Organisation of Provision project synthesis paper

Read pages 4-5 on the changing role of special schools and pages 6-10 on teaching approaches, curriculum and assessment and organisation.

Organisation of Provision to Support Inclusive Education Literature Review

The project literature review provides information on systems of support at school and classroom level to meet a range of diverse needs in schools. The importance of support for school leaders and teachers is also discussed (See chapter 7).

picture of a question mark within a circleTalking point - a continuum of support

  • What support is available in the school/local community for school leaders and for teachers? How does this support increase the school’s capability to include all learners? (See also the question on engagement for change in the orange section of this resource)
  • What support is available for learners? What ‘gaps’ exist and how might the school’s capability be increased to close them?

A Curriculum for all Learners

This section of curriculum guidance in Wales describes needs that all learners have in common (pages 13-15).

Think-piece - Including all learners

Read the think-piece here and consider the questions below.
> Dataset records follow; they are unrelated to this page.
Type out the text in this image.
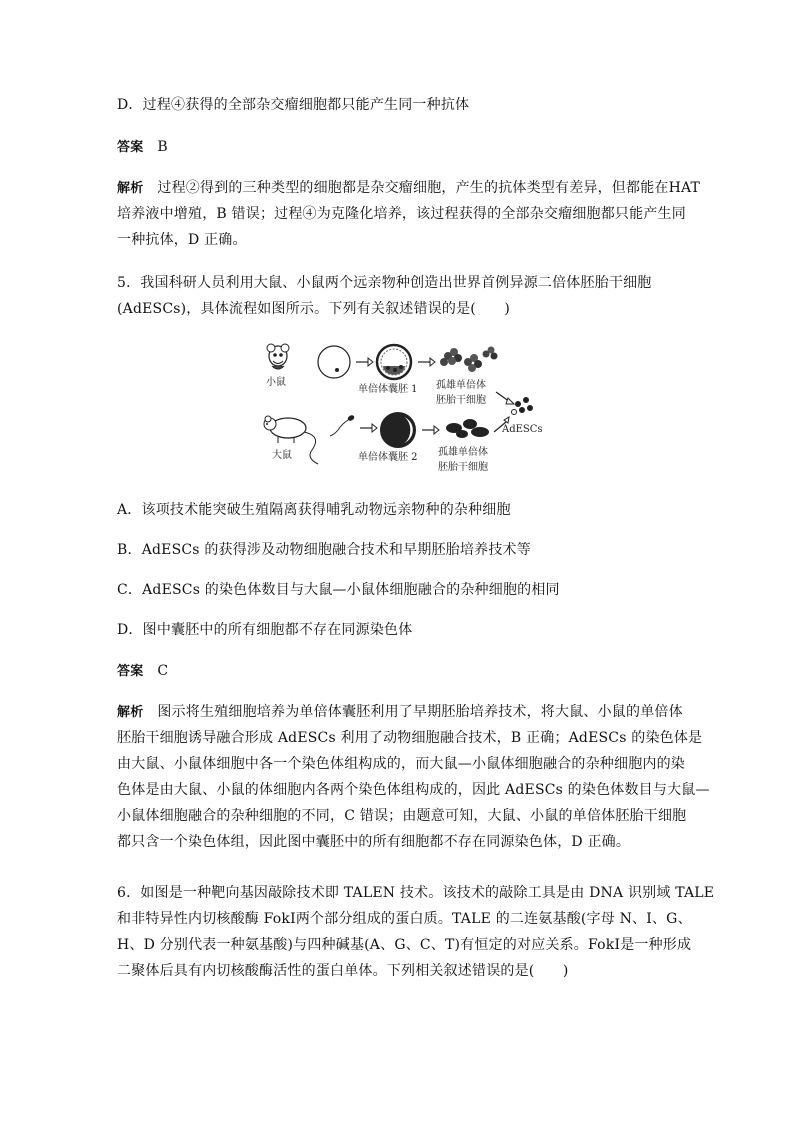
D．过程④获得的全部杂交瘤细胞都只能产生同一种抗体
答案 B
解析 过程②得到的三种类型的细胞都是杂交瘤细胞，产生的抗体类型有差异，但都能在HAT
培养液中增殖，B 错误；过程④为克隆化培养，该过程获得的全部杂交瘤细胞都只能产生同
一种抗体，D 正确。
5．我国科研人员利用大鼠、小鼠两个远亲物种创造出世界首例异源二倍体胚胎干细胞
(AdESCs)，具体流程如图所示。下列有关叙述错误的是(　　)
小鼠
单倍体囊胚 1 孤雄单倍体
胚胎干细胞
AdESCs
大鼠	单倍体囊胚 2 孤雄单倍体
胚胎干细胞
A．该项技术能突破生殖隔离获得哺乳动物远亲物种的杂种细胞
B．AdESCs 的获得涉及动物细胞融合技术和早期胚胎培养技术等
C．AdESCs 的染色体数目与大鼠—小鼠体细胞融合的杂种细胞的相同
D．图中囊胚中的所有细胞都不存在同源染色体
答案 C
解析 图示将生殖细胞培养为单倍体囊胚利用了早期胚胎培养技术，将大鼠、小鼠的单倍体
胚胎干细胞诱导融合形成 AdESCs 利用了动物细胞融合技术，B 正确；AdESCs 的染色体是
由大鼠、小鼠体细胞中各一个染色体组构成的，而大鼠—小鼠体细胞融合的杂种细胞内的染
色体是由大鼠、小鼠的体细胞内各两个染色体组构成的，因此 AdESCs 的染色体数目与大鼠—
小鼠体细胞融合的杂种细胞的不同，C 错误；由题意可知，大鼠、小鼠的单倍体胚胎干细胞
都只含一个染色体组，因此图中囊胚中的所有细胞都不存在同源染色体，D 正确。
6．如图是一种靶向基因敲除技术即 TALEN 技术。该技术的敲除工具是由 DNA 识别域 TALE
和非特异性内切核酸酶 FokⅠ两个部分组成的蛋白质。TALE 的二连氨基酸(字母 N、I、G、
H、D 分别代表一种氨基酸)与四种碱基(A、G、C、T)有恒定的对应关系。FokⅠ是一种形成
二聚体后具有内切核酸酶活性的蛋白单体。下列相关叙述错误的是(　　)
picture of a question mark within a circleTalking Point - dealing with 'difference'

  • How/why do teachers see some learners as ’different’? What assumptions are made about ability, disability and competence and how do they impact on school/classroom organisation and learners groupings?
  • Discuss/draft a rationale for including all learners in regular classes (Refer to the Essunga study summarised in this presentation. Also consider developments at: Waldschule and Wiener Mittelschule.
  • How can schools include/support all learners 'up-front' in all activities, rather than 'differentiating' content designed for the majority in order to respond to perceived limitations? (See also the question on reasonable adjustments in the pink section of this resource)

Critical factors in quality provision

Twenty-nine Agency member countries took part in the Organisation of Provision Project seminars in Autumn 2013. Their contributions, based on project findings, have been summarised into a list of critical factors in quality provision (see page 7). 

Inclusive Education in Europe: Putting theory into Practice. Reflections from Researchers

The paper by Per Skoglund discusses ways to increase schools' capabiity. The points here have been further developed in the final project analysis and with reference to the critical factors above to include:

  • Child rights and active participation
  • Conceptual clarity
  • Correspondence and coherent partnerships
  • Constructive leadership and commitment to cultural change
  • Contextual analysis
  • Collaboration and collegiality
  • Confidence and creativity
  • Continuum of support
  • Cycle of feedback and improvement

 Talking Point - critical factors

  • How far does our current practice include the critical factors developed by the  project ? 
  • How can we use the points above to develop an 'aide-memoire' of factors that can support us to identify priorities in working towards a more inclusive system?

Additional References

Learning without Limits - Key ideas and principles

This site describes the key ideas from the Learning without Limits project - in particular moving from ability labelling to transforming learning capacity.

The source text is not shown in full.